7th July - Mahon, Menorca

Soundtrack: the crackle of static from the HF radio as we try to get good enough reception to catch the latest Mednet weather forecast.

Low Point: Our first serious equipment failure since leaving Ayamonte. The windlass decides to pack it in just as the police have ordered us to leave our anchoring spot. As luck would have it, the anchor is almost up so Leighton doesn’t have to haul it in by hand. And here in Mahon we can take our pick of vacant mooring buoys while he works out what’s wrong with it.

High Point: It turns out that a pin has sheared so the gears can’t turn the drum. Leighton mutters “there is a dog!” as a box of screws in the workshop yields up a rolled pin which can be made to fit exactly. The windlass is soon back in action.

With a southeasterly forecast two days ago, we set out early from Cala N Porter before the wind picked up. We have to round Punta Binibeca on Menorca’s southeast corner to get to Mahon. It’s two hours of motoring before anchoring under the lee of Isla del Aire to have a bite to eat for lunch while we wait for the sea breeze. Interestingly we pick up a slight adverse current on the approach to the shallow passage between Binibeca and the island. We’re alarmed to see that the southerly cardinal there has rocks awash to the southwest of it!

Later the sea breeze fills the yankee to take us to the entrance to Mahon harbour, where we obediently reef to keep our speed below the 3 knot limit. Mahon harbour is one of the largest in the Med and we scout around for some time looking for somewhere where anchoring is allowed. Finally we join a large Danish ketch in Cala Figuera beyond the Sunseeker marina. But it’s not long before a policeman’s whistle brings us on deck and it’s clear from his indignant gestures that we have to push off and anchor somewhere else. That’s when we had our low point with the windlass.

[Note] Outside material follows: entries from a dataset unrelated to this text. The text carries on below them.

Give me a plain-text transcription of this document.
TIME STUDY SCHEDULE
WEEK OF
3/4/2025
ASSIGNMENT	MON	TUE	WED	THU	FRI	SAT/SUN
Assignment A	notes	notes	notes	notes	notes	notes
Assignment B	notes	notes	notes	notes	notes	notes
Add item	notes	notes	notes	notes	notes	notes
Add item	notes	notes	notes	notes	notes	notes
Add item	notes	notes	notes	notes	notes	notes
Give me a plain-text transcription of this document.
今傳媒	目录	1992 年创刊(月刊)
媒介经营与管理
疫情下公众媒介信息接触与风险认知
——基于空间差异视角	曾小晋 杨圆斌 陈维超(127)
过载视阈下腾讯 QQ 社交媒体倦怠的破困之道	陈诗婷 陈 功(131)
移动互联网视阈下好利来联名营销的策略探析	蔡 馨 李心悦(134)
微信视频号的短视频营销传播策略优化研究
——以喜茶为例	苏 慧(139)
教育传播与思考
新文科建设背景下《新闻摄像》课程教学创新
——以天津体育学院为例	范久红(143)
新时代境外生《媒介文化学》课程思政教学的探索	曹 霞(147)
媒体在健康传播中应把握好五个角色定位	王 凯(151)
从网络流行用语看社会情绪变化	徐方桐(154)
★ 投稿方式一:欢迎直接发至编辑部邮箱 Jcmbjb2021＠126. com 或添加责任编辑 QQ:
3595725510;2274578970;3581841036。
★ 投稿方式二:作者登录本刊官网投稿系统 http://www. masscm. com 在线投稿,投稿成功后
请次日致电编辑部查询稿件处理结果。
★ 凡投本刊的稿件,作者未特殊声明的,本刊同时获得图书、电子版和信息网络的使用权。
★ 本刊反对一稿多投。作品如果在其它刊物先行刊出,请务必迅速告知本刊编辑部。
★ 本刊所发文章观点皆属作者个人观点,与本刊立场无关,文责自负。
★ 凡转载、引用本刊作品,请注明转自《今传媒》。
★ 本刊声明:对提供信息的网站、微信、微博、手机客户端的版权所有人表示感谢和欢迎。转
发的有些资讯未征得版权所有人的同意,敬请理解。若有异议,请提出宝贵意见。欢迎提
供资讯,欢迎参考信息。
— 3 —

We’re now in the main anchorage in Mahon which is some distance from the town – about 20 minutes in the dinghy with the outboard motor. It is sheltered on the landward side by Lazareta island which is still encircled by the fortified walls of an 18th century isolation hospital. To the east and south we’re protected by the ramparts of La Mola fortress, which was built in the 1850s on the orders of Spain’s Queen Isabel to protect Mahon from attack by sea. We walked a good distance along its massive moat which was dug out of the bedrock and didn’t get right round it.

We’re anchored just below an old stone watchtower in the company of some twenty other yachts – mainly French and British. Some unsettled weather to the north makes us uncertain about when to embark on the 200 mile passage across to Sardinia, and we’re keeping a careful watch on the forecast. We want to be sure we don’t run into one of those Med storms that blow up quickly from the gulf of Genoa. We haven’t done any night sailing since our passage from Ayamonte to Rota in May, so it will be a bit of a shock to the system to spend two days and nights at sea.

We consider we’re travelling at a pretty leisurely pace having covered some 850 miles in two months. But compared with other liveaboards we’ve met that’s fast progress and they tell us we should learn to go a bit slower! A woman who lived onboard her boat said to me once that it took her six months to adjust to a state of being on the boat instead of doing. That’s when she started to really enjoy it. We certainly haven’t got to that frame of mind yet. The protestant work ethic is so engrained in both of us that we feel guilty about just sitting and doing nothing very much. That’s plain idle, isn’t it? All the same, we reckon it doesn’t do us any harm to have a bit of a breather for a day or two to catch up on all the jobs and to prepare the boat for the passage to Sardinia.